Dependence of magnetization (proton density, field strength and temperature)

Last revised by John David Mayfield on 12 Oct 2021

The dependence of magnetism is based on proton density (PD), field strength and temperature. There is a frictional interchange of energy between the protons and the lattice (spin-lattice interaction), such that a balanced exchange occurs between the two energy states and the thermal equilibrium is established. Thermal equilibrium occurs when the net number of transitions between the two energy states is zero. The relative population of the two states is determined by the value of the external magnetic field and the lattice temperature.

At any one moment in time, a slight excess of nuclei has their magnetic moments aligned parallel with the main magnetic field (B0), i.e. in spin-up (lower energy) states.

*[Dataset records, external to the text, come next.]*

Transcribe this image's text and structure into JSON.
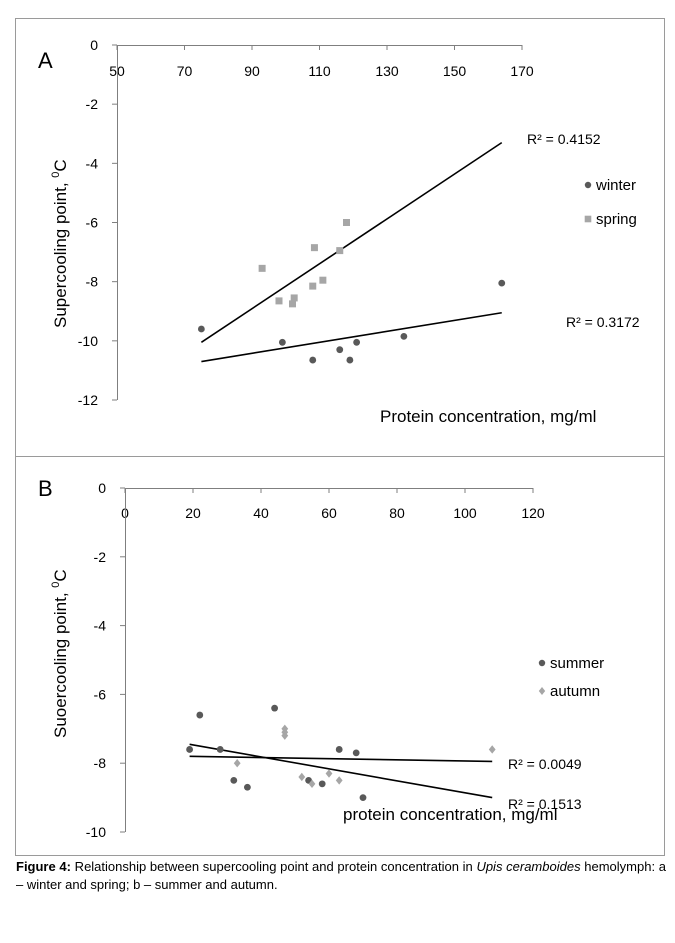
{
  "chart_data": [
    {
      "panel": "A",
      "type": "scatter",
      "xlabel": "Protein concentration, mg/ml",
      "ylabel": "Supercooling point, 0C",
      "ylabel_main": "Supercooling point, ",
      "ylabel_sup": "0",
      "ylabel_unit": "C",
      "xlim": [
        50,
        170
      ],
      "ylim": [
        -12,
        0
      ],
      "x_ticks": [
        "50",
        "70",
        "90",
        "110",
        "130",
        "150",
        "170"
      ],
      "y_ticks": [
        "0",
        "-2",
        "-4",
        "-6",
        "-8",
        "-10",
        "-12"
      ],
      "legend_position": "right",
      "series": [
        {
          "name": "winter",
          "marker": "circle",
          "color": "#595959",
          "points": [
            [
              75,
              -9.6
            ],
            [
              99,
              -10.05
            ],
            [
              108,
              -10.65
            ],
            [
              116,
              -10.3
            ],
            [
              119,
              -10.65
            ],
            [
              121,
              -10.05
            ],
            [
              135,
              -9.85
            ],
            [
              164,
              -8.05
            ]
          ],
          "trendline": {
            "from": [
              75,
              -10.7
            ],
            "to": [
              164,
              -9.05
            ],
            "r2_label": "R² = 0.3172"
          }
        },
        {
          "name": "spring",
          "marker": "square",
          "color": "#a6a6a6",
          "points": [
            [
              93,
              -7.55
            ],
            [
              98,
              -8.65
            ],
            [
              102,
              -8.75
            ],
            [
              102.5,
              -8.55
            ],
            [
              108,
              -8.15
            ],
            [
              108.5,
              -6.85
            ],
            [
              111,
              -7.95
            ],
            [
              116,
              -6.95
            ],
            [
              118,
              -6.0
            ]
          ],
          "trendline": {
            "from": [
              75,
              -10.05
            ],
            "to": [
              164,
              -3.3
            ],
            "r2_label": "R² = 0.4152"
          }
        }
      ]
    },
    {
      "panel": "B",
      "type": "scatter",
      "xlabel": "protein concentration, mg/ml",
      "ylabel": "Suoercooling point, 0C",
      "ylabel_main": "Suoercooling point, ",
      "ylabel_sup": "0",
      "ylabel_unit": "C",
      "xlim": [
        0,
        120
      ],
      "ylim": [
        -10,
        0
      ],
      "x_ticks": [
        "0",
        "20",
        "40",
        "60",
        "80",
        "100",
        "120"
      ],
      "y_ticks": [
        "0",
        "-2",
        "-4",
        "-6",
        "-8",
        "-10"
      ],
      "legend_position": "right",
      "series": [
        {
          "name": "summer",
          "marker": "circle",
          "color": "#595959",
          "points": [
            [
              19,
              -7.6
            ],
            [
              22,
              -6.6
            ],
            [
              28,
              -7.6
            ],
            [
              32,
              -8.5
            ],
            [
              36,
              -8.7
            ],
            [
              44,
              -6.4
            ],
            [
              54,
              -8.5
            ],
            [
              58,
              -8.6
            ],
            [
              63,
              -7.6
            ],
            [
              68,
              -7.7
            ],
            [
              70,
              -9.0
            ]
          ],
          "trendline": {
            "from": [
              19,
              -7.45
            ],
            "to": [
              108,
              -9.0
            ],
            "r2_label": "R² = 0.1513"
          }
        },
        {
          "name": "autumn",
          "marker": "diamond",
          "color": "#a6a6a6",
          "points": [
            [
              33,
              -8.0
            ],
            [
              47,
              -7.0
            ],
            [
              47,
              -7.1
            ],
            [
              47,
              -7.2
            ],
            [
              52,
              -8.4
            ],
            [
              55,
              -8.6
            ],
            [
              60,
              -8.3
            ],
            [
              63,
              -8.5
            ],
            [
              108,
              -7.6
            ]
          ],
          "trendline": {
            "from": [
              19,
              -7.8
            ],
            "to": [
              108,
              -7.95
            ],
            "r2_label": "R² = 0.0049"
          }
        }
      ]
    }
  ],
  "caption": {
    "label": "Figure 4:",
    "text_before_species": " Relationship between supercooling point and protein concentration in ",
    "species": "Upis ceramboides",
    "text_after_species": " hemolymph: a – winter and spring; b – summer and autumn."
  }
}
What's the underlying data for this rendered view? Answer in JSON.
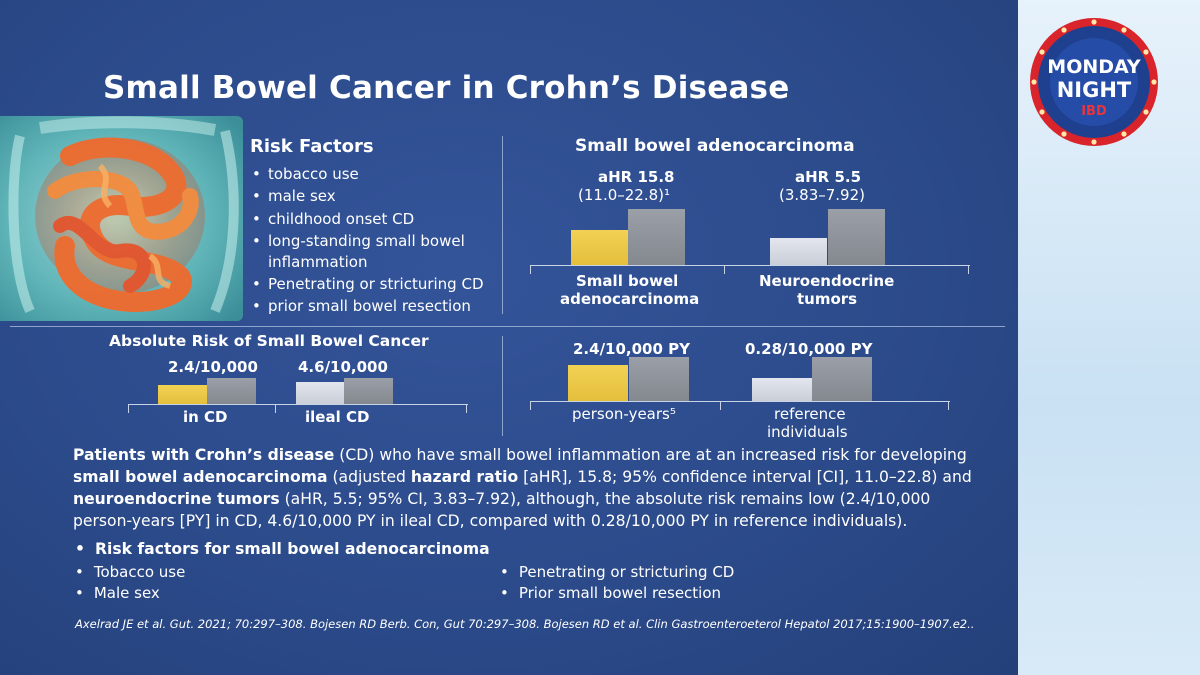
{
  "slide": {
    "title": "Small Bowel Cancer in Crohn’s Disease",
    "risk_factors": {
      "heading": "Risk Factors",
      "items": [
        "tobacco use",
        "male sex",
        "childhood onset CD",
        "long-standing small bowel inflammation",
        "Penetrating or stricturing CD",
        "prior small bowel resection"
      ]
    },
    "colors": {
      "yellow": "#e9c845",
      "gray": "#8e939a",
      "light": "#d6dae3",
      "background": "#2c4b8b"
    },
    "icons": {
      "illustration": "intestine-illustration",
      "logo": "monday-night-ibd-logo"
    }
  },
  "chart_data": [
    {
      "type": "bar",
      "title": "Small bowel adenocarcinoma",
      "categories": [
        "Small bowel adenocarcinoma",
        "Neuroendocrine tumors"
      ],
      "category_labels": [
        [
          "Small bowel",
          "adenocarcinoma"
        ],
        [
          "Neuroendocrine",
          "tumors"
        ]
      ],
      "value_labels": [
        [
          "aHR 15.8",
          "(11.0–22.8)¹"
        ],
        [
          "aHR 5.5",
          "(3.83–7.92)"
        ]
      ],
      "series": [
        {
          "values": [
            0.62,
            0.48
          ]
        },
        {
          "values": [
            1.0,
            1.0
          ]
        }
      ]
    },
    {
      "type": "bar",
      "title": "Absolute Risk of Small Bowel Cancer",
      "categories": [
        "in CD",
        "ileal CD"
      ],
      "value_labels": [
        "2.4/10,000",
        "4.6/10,000"
      ],
      "series": [
        {
          "values": [
            0.72,
            0.86
          ]
        },
        {
          "values": [
            1.0,
            1.0
          ]
        }
      ]
    },
    {
      "type": "bar",
      "categories": [
        "person-years",
        "reference individuals"
      ],
      "category_labels": [
        [
          "person-years⁵"
        ],
        [
          "reference",
          "individuals"
        ]
      ],
      "value_labels": [
        "2.4/10,000 PY",
        "0.28/10,000 PY"
      ],
      "series": [
        {
          "values": [
            0.82,
            0.52
          ]
        },
        {
          "values": [
            1.0,
            1.0
          ]
        }
      ]
    }
  ],
  "summary": {
    "p1_b1": "Patients with Crohn’s disease",
    "p1_t1": " (CD) who have small bowel inflammation are at an increased risk for developing ",
    "p1_b2": "small bowel adenocarcinoma",
    "p1_t2": " (adjusted ",
    "p1_b3": "hazard ratio",
    "p1_t3": " [aHR], 15.8; 95% confidence interval [CI], 11.0–22.8) and ",
    "p1_b4": "neuroendocrine tumors",
    "p1_t4": " (aHR, 5.5; 95% CI, 3.83–7.92), although, the absolute risk remains low (2.4/10,000 person-years [PY] in CD, 4.6/10,000 PY in ileal CD, compared with 0.28/10,000 PY in reference individuals)."
  },
  "bullets": {
    "heading": "Risk factors for small bowel adenocarcinoma",
    "left": [
      "Tobacco use",
      "Male sex"
    ],
    "right": [
      "Penetrating or stricturing CD",
      "Prior small bowel resection"
    ]
  },
  "citations": "Axelrad JE et al. Gut. 2021; 70:297–308.   Bojesen RD Berb. Con, Gut 70:297–308.   Bojesen RD et al. Clin Gastroenteroeterol Hepatol 2017;15:1900–1907.e2..",
  "logo": {
    "line1": "MONDAY",
    "line2": "NIGHT",
    "line3": "IBD"
  }
}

The resultant equilibrium magnetization (M0) becomes aligned with the external field (B0), producing a net magnetic effect called net magnetization vector (NMV), given by:

  • M0 = (γ2 h2 B0 Ntotal) / (16 π2 kT)
  • γ = 42.58 MHz/T for hydrogen
  • h = Planck's constant (6.62607004 x 10-34 m2 kg s-1)
  • k = Boltzmann's constant (1.38064852 x 10-23 m2 kg s-2 K-1)
  • T = absolute temperature (310 K at room temperature)

The magnitude of net magnetization (M0) is directly proportional to proton density (N) and magnetic field strength (B0). As the magnitude of the external magnetic field increases, more of the magnetic moments of the nuclei line up parallel to the field (because the amount of energy required to oppose the field is higher). That is to say, the low energy population increases and the NMV gets larger.